Yes, the thing that we’re perhaps forgetting is that we all have battles playing out within us, fights in the very flesh that does indeed envelope us, and thus even the very best that we have to offer up is lacking; and that is precisely why God sacrificed his very best for us all–so that there would be a way for us to always measure up to his standard, no matter the mess we might be. Jesus the Christ is that way…is the Way. And nothing about us and the people we love is ever too much for him. Being too far gone for his coverage is a lie of man, is a lie of the enemy. We can turn any and every battle within us over to him and trust him with the outcome, even and especially when this broken world chooses to tell us we can’t.
“There’s nothing too dirty that You can’t make worthy. You wash me in mercy. I am clean.” These are part of the “Clean” lyrics Natalie Grant sings. I think we all need to know this, even those of us who think we don’t; we all need to know, on some deep and perhaps hidden level, that the very worst thought and/or action in us does not make us unfit for life, for goodness, for light, for others, for God. I think it was C.S. Lewis who said that, until we begin to grasp how very wretched even the finest man or woman among us is, we will never be able to even begin to fathom the height and depth of God’s love for us. As God himself tells us, “Though your sins are like scarlet, they shall be as white as snow; though they are red like crimson, they shall become like wool” (Isaiah 1:18). That’s the kind of God we have–the kind of God who is willing to do whatever it takes to clean us up ever so perfectly so that we, the sinners that we all are, are worthy to pull up a chair at his table and sup with him, the King of the world.

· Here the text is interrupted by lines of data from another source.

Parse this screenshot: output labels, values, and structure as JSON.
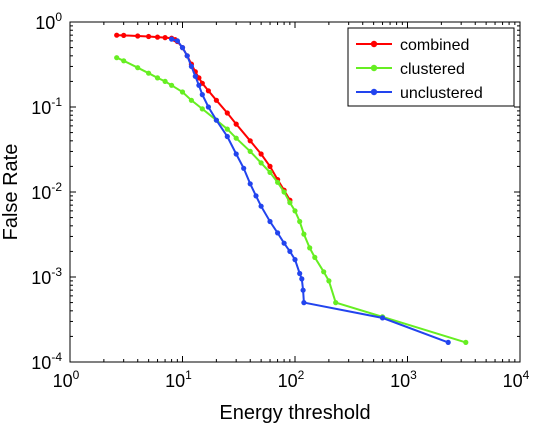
{
  "chart_data": {
    "type": "line",
    "xlabel": "Energy threshold",
    "ylabel": "False Rate",
    "x_scale": "log",
    "y_scale": "log",
    "xlim": [
      1,
      10000
    ],
    "ylim": [
      0.0001,
      1
    ],
    "x_ticks": [
      {
        "value": 1,
        "base": "10",
        "exp": "0"
      },
      {
        "value": 10,
        "base": "10",
        "exp": "1"
      },
      {
        "value": 100,
        "base": "10",
        "exp": "2"
      },
      {
        "value": 1000,
        "base": "10",
        "exp": "3"
      },
      {
        "value": 10000,
        "base": "10",
        "exp": "4"
      }
    ],
    "y_ticks": [
      {
        "value": 1,
        "base": "10",
        "exp": "0"
      },
      {
        "value": 0.1,
        "base": "10",
        "exp": "-1"
      },
      {
        "value": 0.01,
        "base": "10",
        "exp": "-2"
      },
      {
        "value": 0.001,
        "base": "10",
        "exp": "-3"
      },
      {
        "value": 0.0001,
        "base": "10",
        "exp": "-4"
      }
    ],
    "grid": false,
    "legend_position": "top-right",
    "series": [
      {
        "name": "combined",
        "color": "#ff0000",
        "points": [
          [
            2.6,
            0.7
          ],
          [
            3,
            0.695
          ],
          [
            4,
            0.685
          ],
          [
            5,
            0.675
          ],
          [
            6,
            0.665
          ],
          [
            7,
            0.655
          ],
          [
            8,
            0.645
          ],
          [
            8.6,
            0.62
          ],
          [
            9,
            0.59
          ],
          [
            10,
            0.5
          ],
          [
            11,
            0.4
          ],
          [
            12,
            0.32
          ],
          [
            13,
            0.26
          ],
          [
            14,
            0.22
          ],
          [
            15,
            0.19
          ],
          [
            17,
            0.155
          ],
          [
            20,
            0.12
          ],
          [
            25,
            0.085
          ],
          [
            30,
            0.063
          ],
          [
            40,
            0.04
          ],
          [
            50,
            0.028
          ],
          [
            60,
            0.02
          ],
          [
            70,
            0.014
          ],
          [
            80,
            0.0105
          ],
          [
            90,
            0.008
          ]
        ]
      },
      {
        "name": "clustered",
        "color": "#66ee22",
        "points": [
          [
            2.6,
            0.38
          ],
          [
            3,
            0.35
          ],
          [
            4,
            0.29
          ],
          [
            5,
            0.25
          ],
          [
            6,
            0.22
          ],
          [
            7,
            0.2
          ],
          [
            8,
            0.18
          ],
          [
            10,
            0.15
          ],
          [
            12,
            0.12
          ],
          [
            15,
            0.095
          ],
          [
            20,
            0.07
          ],
          [
            25,
            0.055
          ],
          [
            30,
            0.043
          ],
          [
            40,
            0.03
          ],
          [
            50,
            0.022
          ],
          [
            60,
            0.017
          ],
          [
            70,
            0.013
          ],
          [
            80,
            0.01
          ],
          [
            90,
            0.0075
          ],
          [
            100,
            0.006
          ],
          [
            110,
            0.0045
          ],
          [
            120,
            0.0032
          ],
          [
            135,
            0.0022
          ],
          [
            150,
            0.0017
          ],
          [
            180,
            0.00115
          ],
          [
            200,
            0.0009
          ],
          [
            230,
            0.0005
          ],
          [
            600,
            0.00034
          ],
          [
            3300,
            0.00017
          ]
        ]
      },
      {
        "name": "unclustered",
        "color": "#2244ee",
        "points": [
          [
            8,
            0.63
          ],
          [
            9,
            0.6
          ],
          [
            10,
            0.5
          ],
          [
            11,
            0.4
          ],
          [
            12,
            0.3
          ],
          [
            13,
            0.23
          ],
          [
            14,
            0.18
          ],
          [
            15,
            0.14
          ],
          [
            17,
            0.1
          ],
          [
            20,
            0.07
          ],
          [
            25,
            0.045
          ],
          [
            30,
            0.028
          ],
          [
            35,
            0.019
          ],
          [
            40,
            0.0125
          ],
          [
            45,
            0.009
          ],
          [
            50,
            0.0068
          ],
          [
            60,
            0.0045
          ],
          [
            70,
            0.0033
          ],
          [
            80,
            0.0025
          ],
          [
            90,
            0.002
          ],
          [
            100,
            0.0016
          ],
          [
            110,
            0.0011
          ],
          [
            115,
            0.00095
          ],
          [
            118,
            0.0007
          ],
          [
            120,
            0.0005
          ],
          [
            600,
            0.00033
          ],
          [
            2300,
            0.00017
          ]
        ]
      }
    ]
  }
}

I always think that your current blog is the best one that you have ever written but this one is one of the kindest and most thought-provoking of one of mankind’s worst faults, that of judging others and thinking that their sins are worse than ours. Sin Is sin and that is that! It is always good to think back to all of the foolishness that we have all done or said in our lives before we thrust one tiny speck of dirt toward another human being. May we all think before we speak.
Thank you for writing, Kay (and for reading)! I do always love hearing from you. You are such an encouragement; and I appreciate your thoughts so very much.